Matteo Garriones Film Gomorra, der am Sonntag im Wettbewerb von Cannes seine Premiere erlebte, ist - frei nach Roberto Savianos auch auf deutsch (bei Hanser) erschienenem Enthüllungsbuch - ein facettenreiches Portrait der mafiösen Strukturen des sizilianischen Alltags und der italienischen Gesellschaft. Ein durch und durch korruptes Leben, Schuld ohne Sühne, und ein intelligenter Film, der neben dem Erwartbaren - die Kleinen müssen büßen, die Großen lässt man laufen - doch manches Neue bietet und nicht zuletzt als Quasi-Dokumentation funktioniert. Ohne klare Hauptfiguren, erst recht ohne jene "Sympathieträger", ohne die deutsche Fernsehsender kein Drehbuch mehr finanzieren, entfaltet der Film ein soziales System und stellt dieses selbst ins Zentrum.

Gomorra von Matteo Garrione
Gomorra von Matteo Garrione

Ähnlich wie in Altmans "Short Cuts" und all jenen Kinowerken, die seitdem entstanden, kristallisieren sich aus diesem Figurennetzwerk dann doch gewisse Erzählstränge und Geschichten heraus: Etwa Signore Pascuale, ein Schneider, der schon zum wiederholten Mal gezwungen wird, den Druck - zu wenig Geld, zu viele Überstunden - an seine Arbeiter weiterzugeben, und sich schließlich entschließt, zu den Chinesen überzulaufen. Er sägt damit letztlich zwar an seinem eigenen Ast, aber kurzfristig hilft ihm der Deal. Und an mehr als an den nächsten Tag, das begreift der Zuschauer schnell, kann man an diesem Ort, in seiner Lage sowieso nicht denken.

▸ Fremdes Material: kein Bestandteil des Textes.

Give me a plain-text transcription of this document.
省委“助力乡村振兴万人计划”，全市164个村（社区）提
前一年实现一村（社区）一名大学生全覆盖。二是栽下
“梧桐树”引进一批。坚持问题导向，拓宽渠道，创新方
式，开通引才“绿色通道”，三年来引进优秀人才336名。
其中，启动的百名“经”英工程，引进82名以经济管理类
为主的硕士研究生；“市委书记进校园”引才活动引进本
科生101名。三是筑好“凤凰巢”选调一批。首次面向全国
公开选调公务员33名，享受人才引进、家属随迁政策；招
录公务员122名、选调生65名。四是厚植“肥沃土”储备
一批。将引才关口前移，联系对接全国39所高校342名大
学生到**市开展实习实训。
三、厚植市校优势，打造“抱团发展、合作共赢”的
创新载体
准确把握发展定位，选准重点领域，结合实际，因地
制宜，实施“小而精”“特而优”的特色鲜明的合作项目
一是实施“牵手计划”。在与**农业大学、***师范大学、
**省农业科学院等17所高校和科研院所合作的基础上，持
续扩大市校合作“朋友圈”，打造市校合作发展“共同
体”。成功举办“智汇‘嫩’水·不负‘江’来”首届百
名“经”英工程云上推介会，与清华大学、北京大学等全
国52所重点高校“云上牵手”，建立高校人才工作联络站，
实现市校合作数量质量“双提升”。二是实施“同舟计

Oder den Vater, der den braven Geschäftsmann mimt, aber dreckigen Abfall verscharrt, und dabei gnadenlos seine Mitarbeiter über die Klinge springen lässt - die andererseits, auch da ist Garrione gnadenlos ehrlich trotz aller Not auch ein ganzes Stück selbst schuld sind, an ihrem Schicksal. Als sein Sohn es dem Vater dann irgendwann doch vorhält, zeigt der Vater auf ein prächtiges Obstfeld: "Was siehst Du hier? Schulden! Du kannst ja Pizza backen." Oder zwei dumme 16-Jährige, die auf der Vespa kleine Raubzüge an Schwächeren begehen und wetteifern, wer Al Pacinos Tony Montana in "Scarface" am ähnlichsten sieht. Aber sie kennen ihre Grenzen nicht, und sind von Anfang an als Loser erkennbar.

"Gomorra" schildert eine Hobbessche Situation, ein Dasein in einem unerklärten Bürgerkrieg. Jeder ist dem anderen ein Wolf in dieser Welt. Am Ende von "Gomorra" erwischt es vorhersehbar auch noch die beiden Loser auf ihrer Vespa. Als sie am Boden liegen, resümiert der Alte, der ihre Ermordung kommandierte, wohlgefällig: "Es musste gemacht werden. Tutto aposto!" Dann kommt der Bagger.